Victor Robles was set to make his first career start as a leadoff hitter before Sunday’s postponement. (John McDonnell/The Washington Post)

There seem to be few bounds to what Victor Robles can do on a baseball field, with his blazing speed on the base paths, legs that take him all around the outfield and lightning-quick bat teasing power that could blossom when his elbow fully heals.

It all gives Nationals Manager Dave Martinez a chance to experiment with the 21-year-old prospect, who is playing in the majors for the second straight September and coming upon increased opportunity this weekend. Robles started both games of the Nationals’ doubleheader sweep of the Chicago Cubs on Saturday, playing left field and hitting sixth in the first one and playing center and hitting fifth in the second. Then he was set to make his first career start as a leadoff hitter on Sunday before rain washed away the Nationals’ series finale with the Cubs.

The postponement of Sunday’s game came at 4:35 p.m., roughly three hours after it was supposed to start at Nationals Park. It will now be played this Thursday at 4:05 p.m., and the Nationals will need to return to Washington between trips to Philadelphia and Atlanta. The Cubs will come back in the middle of a six-game homestand. Nationals right-hander Erick Fedde, who was supposed to start Sunday, will now go against the Philadelphia Phillies on Monday. That bumps every pitcher back a day, and the Nationals will round out the Phillies series with Tanner Roark on Tuesday and Stephen Strasburg on Wednesday.

And even though the weather delayed Robles’s debut atop the Nationals’ lineup, it is more than likely that he will get another crack at that soon.

“I’m still trying to figure it out. The sky is the limit with him,” Martinez said Sunday of whether he envisions Robles hitting leadoff in years to come. “He’s got potentially five tools. We’ve seen everything he can do, and we’ll see where he ends up. But if he can get on base, I mean it would be nice to have him up there.”

Just the chance of those five tools — hitting for power, hitting for average, fielding, arm strength, speed — makes Robles the Nationals’ most intriguing prospect and, by default, one of the brightest spots of this dreary September. But it is that speed, already apparent in everything he does, that could make him an electric leadoff hitter. Across this season and last, most of his starts have come as the fifth or sixth hitter in the order, and he has a .206 average in just 39 plate appearances.
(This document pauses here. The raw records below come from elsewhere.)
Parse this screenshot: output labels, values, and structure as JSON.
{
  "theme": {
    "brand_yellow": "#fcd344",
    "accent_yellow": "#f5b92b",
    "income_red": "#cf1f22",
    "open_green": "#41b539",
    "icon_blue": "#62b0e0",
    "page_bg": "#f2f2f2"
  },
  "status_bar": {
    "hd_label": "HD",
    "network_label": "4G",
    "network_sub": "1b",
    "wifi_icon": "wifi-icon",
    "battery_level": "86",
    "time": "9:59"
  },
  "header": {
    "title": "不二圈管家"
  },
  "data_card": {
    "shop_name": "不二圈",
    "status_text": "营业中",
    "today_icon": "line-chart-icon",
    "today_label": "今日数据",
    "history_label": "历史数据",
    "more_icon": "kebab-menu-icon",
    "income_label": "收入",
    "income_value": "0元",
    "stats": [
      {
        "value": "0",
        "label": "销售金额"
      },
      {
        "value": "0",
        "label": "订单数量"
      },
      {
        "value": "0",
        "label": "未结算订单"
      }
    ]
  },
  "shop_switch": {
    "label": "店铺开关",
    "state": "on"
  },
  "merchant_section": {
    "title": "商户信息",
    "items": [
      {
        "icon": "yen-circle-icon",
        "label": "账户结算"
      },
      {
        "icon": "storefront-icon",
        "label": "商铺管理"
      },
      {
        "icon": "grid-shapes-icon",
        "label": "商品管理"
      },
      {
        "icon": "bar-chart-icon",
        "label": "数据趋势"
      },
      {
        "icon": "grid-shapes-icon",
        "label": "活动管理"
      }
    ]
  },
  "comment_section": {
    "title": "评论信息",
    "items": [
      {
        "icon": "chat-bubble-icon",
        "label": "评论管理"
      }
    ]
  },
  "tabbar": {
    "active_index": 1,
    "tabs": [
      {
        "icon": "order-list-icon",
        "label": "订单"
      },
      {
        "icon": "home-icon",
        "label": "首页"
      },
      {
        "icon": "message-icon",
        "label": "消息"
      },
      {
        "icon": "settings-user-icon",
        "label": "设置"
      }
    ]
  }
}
Now he can show where he fits in the Nationals’ future, a question not limited to any number of answers.

“Just be himself,” Martinez said of what he wants to see out of Robles in the leadoff spot. “Work good counts, just get on base and have fun.”

When Robles joined the Nationals at the start of this week, Martinez was adamant that he would find ways to play him. That is not an easy task given the Nationals’ crowded outfield, with 19-year-old Juan Soto chasing the National League Rookie of the Year award in left, Bryce Harper carved in at center and veteran Adam Eaton hitting well as an everyday right fielder. Robles came off the bench in his first three games, Friday’s game was postponed due to rain, and Martinez tried to use Robles instead of Eaton for three straight games.

That moves Harper to right field, a more natural spot for him, and leaves Robles to roam in left or center depending on who else is in the lineup. Martinez said Sunday that there are no injury concerns with Eaton and that this damp weekend has been a chance to get the scrappy 29-year-old a couple of days off. That makes it the second time in three games that Martinez constructs an outfield of Soto, Robles and Harper, a rare blend of power, speed and patience that may be fleeting with Harper’s impending free agency.

“He’s a veteran guy, been playing his tail off. This weather is not … it takes him a while to get loose,” Martinez said of Eaton. “I told him [Saturday] he was going to play [on Sunday], and I came in this morning and I decided, you know what? Let it be as is. We got some young kids up here, and I want to see them play, too. He’s good; he’s all good. He’s going to play all next week.”

Eaton is the Nationals’ usual leadoff hitter, so another day of rest almost opened that spot for Robles on Sunday. Had it not been for an early season elbow injury, it is likely that Robles would have come up this spring when the Nationals needed to patch a few holes. The injury could have sapped Robles of some power — he hit just two home runs in the minor leagues this season — but Martinez thinks that will return when the winter offers more time to heal. Martinez sees him smacking 50 to 60 doubles in the future, maybe leading the league in extra-base hits, playing sound defense and hitting his share of home runs, too. That’s the manager’s vision as of Sunday. That, of course, is subject to change, too.

The injury also opened an opportunity for Soto, who sprinted with it, hit .298 with 16 home runs and left Robles to make the most of scattered starts and at-bats at this month. Those will keep coming for Robles, as often as Martinez can get them to him, and each moment will show what he can do. But if early glimpses are any indication of what the Nationals can expect and hope for, the easier question may be what it is that he can’t.